O PSOL protocolou hoje nova representação na Mesa Diretora do Senado contra o presidente da Casa, Renan Calheiros (PMDB-AL). No texto, o partido pede que o Conselho de Ética do Senado investigue se o parlamentar beneficiou a empresa Schincariol junto ao INSS, além das acusações de que Renan teria grilado terras em Alagoas junto com seu irmão, o deputado Olavo Calheiros (PMDB-AL).

O partido também encaminhou representação contra o irmão de Renan à Mesa Diretora da Câmara. Inicialmente, o PSOL defendeu que o Conselho de Ética anexasse as novas denúncias ao processo que o presidente do Senado já responde por suspeitas de receber dinheiro da empreiteira Mendes Júnior. O conselho negou o pedido, o que motivou o PSOL a apresentar a nova representação.

"Eu me sinto na obrigação de continuar lutando como lutariam todas as mulheres e homens que ensinam os seus filhos a não roubarem. Não podemos adivinhar o que acontecerá no Congresso. Se quiser se desmoralizar mais do que já está, aí é não fazer absolutamente nada", disse a presidente do PSOL, Heloísa Helena (AL).

O irmão de Renan é acusado de ter vendido uma fábrica de cerveja à Schincariol no município de Murici (AL), com preço acima da média do mercado. Renan, em contrapartida, teria atuado para reverter dívida de R$ 100 milhões da empresa no INSS e em débitos com a Receita Federal.

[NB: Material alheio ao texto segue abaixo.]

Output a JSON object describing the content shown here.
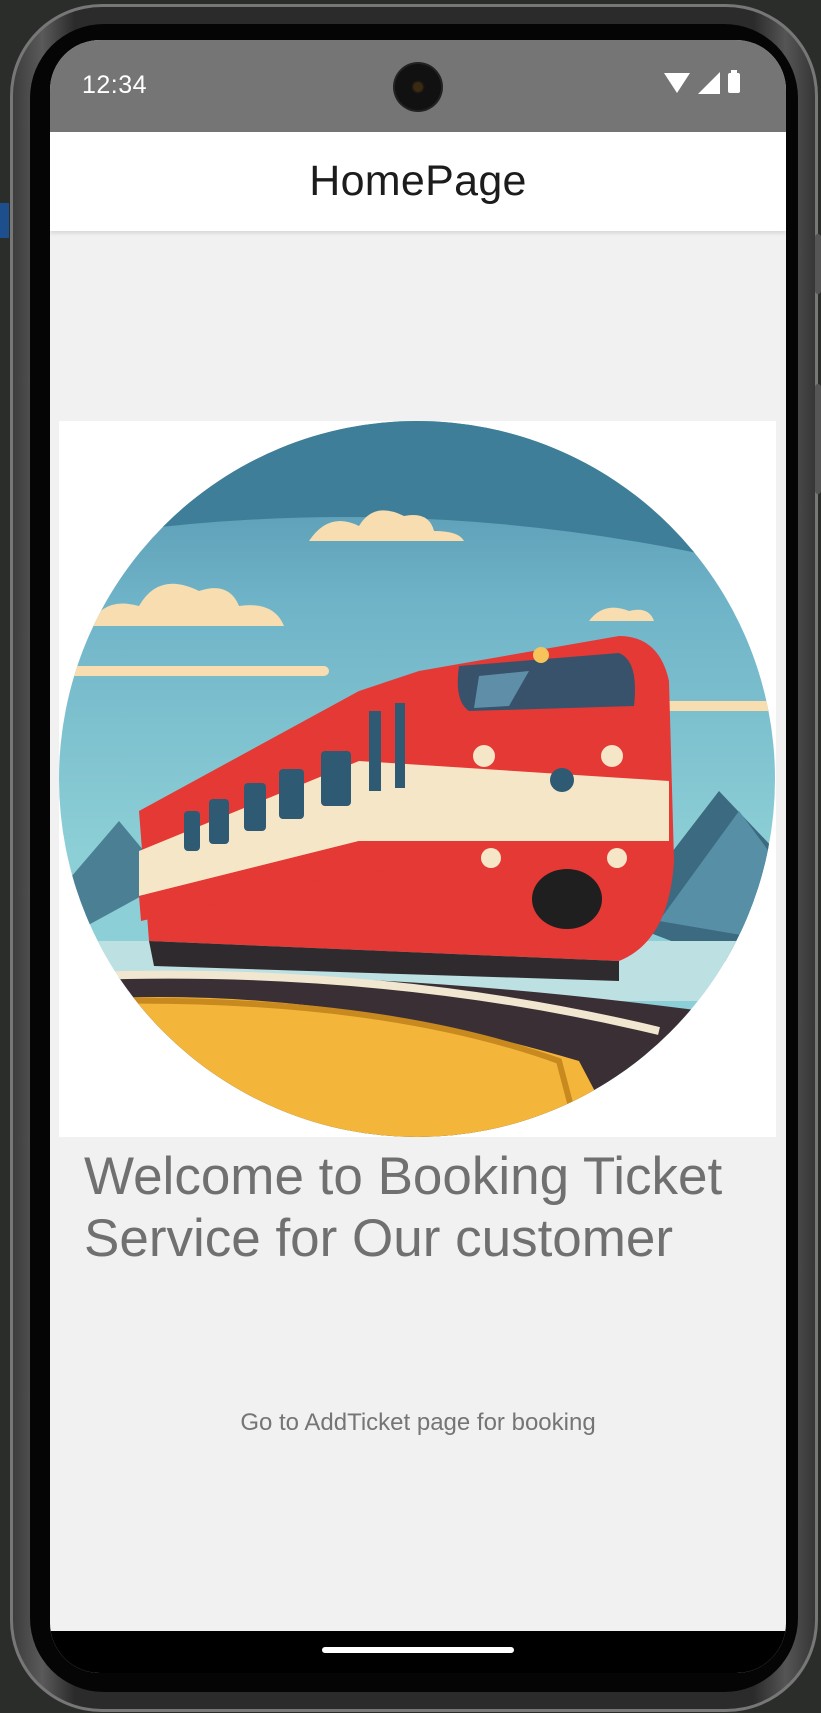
{
  "status_bar": {
    "time": "12:34"
  },
  "app_bar": {
    "title": "HomePage"
  },
  "main": {
    "welcome_text": "Welcome to Booking Ticket Service for Our customer",
    "navigate_text": "Go to AddTicket page for booking"
  },
  "colors": {
    "status_bar": "#757575",
    "background": "#f1f1f1",
    "text_gray": "#707070",
    "train_red": "#e53935"
  }
}
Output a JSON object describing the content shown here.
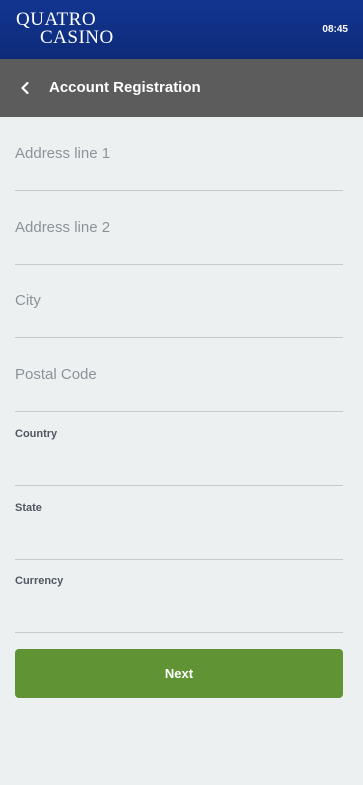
{
  "status_bar": {
    "brand_line1": "QUATRO",
    "brand_line2": "CASINO",
    "time": "08:45",
    "brand_color": "#13358f"
  },
  "header": {
    "title": "Account Registration",
    "back_icon": "chevron-left-icon",
    "background_color": "#5b5c5b"
  },
  "form": {
    "address_line_1": {
      "placeholder": "Address line 1",
      "value": ""
    },
    "address_line_2": {
      "placeholder": "Address line 2",
      "value": ""
    },
    "city": {
      "placeholder": "City",
      "value": ""
    },
    "postal_code": {
      "placeholder": "Postal Code",
      "value": ""
    },
    "country": {
      "label": "Country",
      "value": ""
    },
    "state": {
      "label": "State",
      "value": ""
    },
    "currency": {
      "label": "Currency",
      "value": ""
    }
  },
  "actions": {
    "next_label": "Next",
    "next_color": "#5f9334"
  }
}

O argumento dos relatores do caso Renan no Conselho de Ética --Renato Casagrande (PSB-ES), Marisa Serrano (PSDB-MS) e Almeida Lima (PMDB-SE)-- é que a representação inicial do PSOL, que questiona a ligação do peemedebista com a empreiteira Mendes Júnior, não faz nenhuma menção às denúncias que ligam o senador à Schincariol.

Além das acusações envolvendo a Schincariol, os irmãos Calheiros são apontados como responsáveis de grilagem de terras e de estarem por trás de ameaças a Antonio Gomes de Vasconcelos, que denunciou os dois irmãos ao Ministério Público Federal. O técnico agrícola Genival Mendes de Melo também acusou Olavo de ter se apropriado ilegalmente de terras que lhe pertenceriam. Como Renan e Olavo têm direito a foro privilegiado, os dois casos foram remetidos no mês passado ao procurador-geral da República, Antonio Fernando de Souza. Ele já começou a analisar os documentos, para decidir se abre uma investigação.